Considérant en droit

1. Les recours A1 18 51 et A1 21 287 sont recevables (art. 80 al. 1 lit. a-c, 44 al. 1 lit. a, 46 et 48 LPJA). Ils sont à juger en un seul arrêt (art. 80 al. 1 lit. d, 56 et 11b LPJA). Le Conseil communal se trompe quand il affirme, aux p. 4 et 5 de ses observations du 21 février 2022 et en citant le cons. 3.2 de l’ACDP A1 19 102 du 6 mai 2020, que le recours A1 21 287 contrevient aux standards de motivation des art. 80 al. 1 lit. c et 48 al. 2 LPJA parce que X _________ se borne à reprendre les motifs de ses requêtes

- 7 - rejetées par le Conseil d’Etat, sans essayer de démontrer l’illégalité de ceux qui étayent le prononcé du 24 novembre 2021 de cette autorité. En réalité, l’argumentation que développe l’acte de recours du 27 décembre 2021 conteste en détail une série de passages de ce prononcé, explicitement ciblés dans bon nombre de ses 215 notes de pied. Ce procédé n’est pas assimilable aux copier/coller ou aux motivations appellatoires que censure le précédent invoqué par le Conseil communal.

2. Le contrat du 3 décembre 2009 entre l’ex-commune de C _________ et X _________ se présentait comme un contrat de droit privé (cf. son intitulé et son art. 2 al. 1). Son art. 1 notait que l’employé était engagé « aux conditions du règlement sur le personnel communal (RPC) ». On lisait à son art. 6 que pour tout ce qui n’était pas prévu dans ce contrat, les parties s’en remettaient au RPC en vigueur. Lors de la résiliation du contrat, le RPC, qui n’avait pas à être approuvé par le Conseil d’Etat (cf. art. 95 al. 1 de la loi du 5 février 2004 sur les communes ; LCo ; RS/VS 175.1), était celui que le Conseil communal avait édicté le 4 octobre 2011. Il fixait un délai de congé de trois mois dès la troisième année de service (art. 49 al. 1), d’où la date du 30 avril 2016 énoncée dans la lettre de licenciement du 23 février 2016.

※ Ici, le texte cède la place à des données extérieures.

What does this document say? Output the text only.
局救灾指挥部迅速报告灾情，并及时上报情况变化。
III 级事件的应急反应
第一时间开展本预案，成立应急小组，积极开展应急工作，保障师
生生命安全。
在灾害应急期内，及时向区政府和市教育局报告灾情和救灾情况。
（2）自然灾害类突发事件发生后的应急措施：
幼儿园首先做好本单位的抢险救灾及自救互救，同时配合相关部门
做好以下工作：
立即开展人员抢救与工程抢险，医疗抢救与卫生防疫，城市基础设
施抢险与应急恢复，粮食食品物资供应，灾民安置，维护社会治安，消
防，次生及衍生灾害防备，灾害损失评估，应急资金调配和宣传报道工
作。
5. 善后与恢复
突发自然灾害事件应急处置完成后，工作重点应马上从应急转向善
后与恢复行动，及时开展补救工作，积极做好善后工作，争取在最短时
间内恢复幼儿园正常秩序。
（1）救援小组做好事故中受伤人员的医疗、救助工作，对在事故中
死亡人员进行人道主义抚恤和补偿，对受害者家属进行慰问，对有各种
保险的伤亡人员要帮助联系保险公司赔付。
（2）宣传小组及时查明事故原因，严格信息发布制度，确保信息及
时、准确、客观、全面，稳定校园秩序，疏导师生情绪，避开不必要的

3. Dans la cause A1 21 287, le Conseil communal n’est plus revenu sur la question, tranchée par l’arrêt incident du 26 février 2021 dans la cause A1 18 51, de la compétence des juridictions administratives dans le contentieux de la résiliation des rapports de service de X _________ (cf. let. H). Au cons. 2 de son prononcé du 24 novembre 2021, le Conseil d’Etat s’en est correctement tenu à cette solution qui correspond à la ligne générale de la jurisprudence cantonale et fédérale selon laquelle les tribunaux civils ne sont compétents en cette matière que si les circonstances vérifient des exceptions non pertinentes ici (cf. p. ex. ACDP A1 21 194 du 31 mai 2022 cons. 3 ss et les citations ; A1 19 81 du 29 août 2019 cons. 3 citant ATF 142 II 159 ss cons. 5.2 et 5.3 ainsi que J. Castella, Le recours au Tribunal fédéral en droit de la fonction publique, Quatre ans de jurisprudence, SJ 2019 II p. 43).

4. De soi, le licenciement décidé le 10 novembre 2015 par le Conseil communal et communiqué le 26 février 2016 à X _________ pouvait donc être déféré au Conseil d’Etat via un recours de droit administratif à déposer dans les 30 jours dès la notification de cette décision (art. 41, 43, 46 al. 1 LPJA ; art. 154 al. 1 LCo).

- 8 - Attendu l’art. 29 al. 3 LPJA, la communication écrite d’une pareille décision devait renseigner X _________ sur les motifs de celle-ci, la possibilité qu’il avait de recourir contre elle et le délai à tenir pour exercer de ce droit.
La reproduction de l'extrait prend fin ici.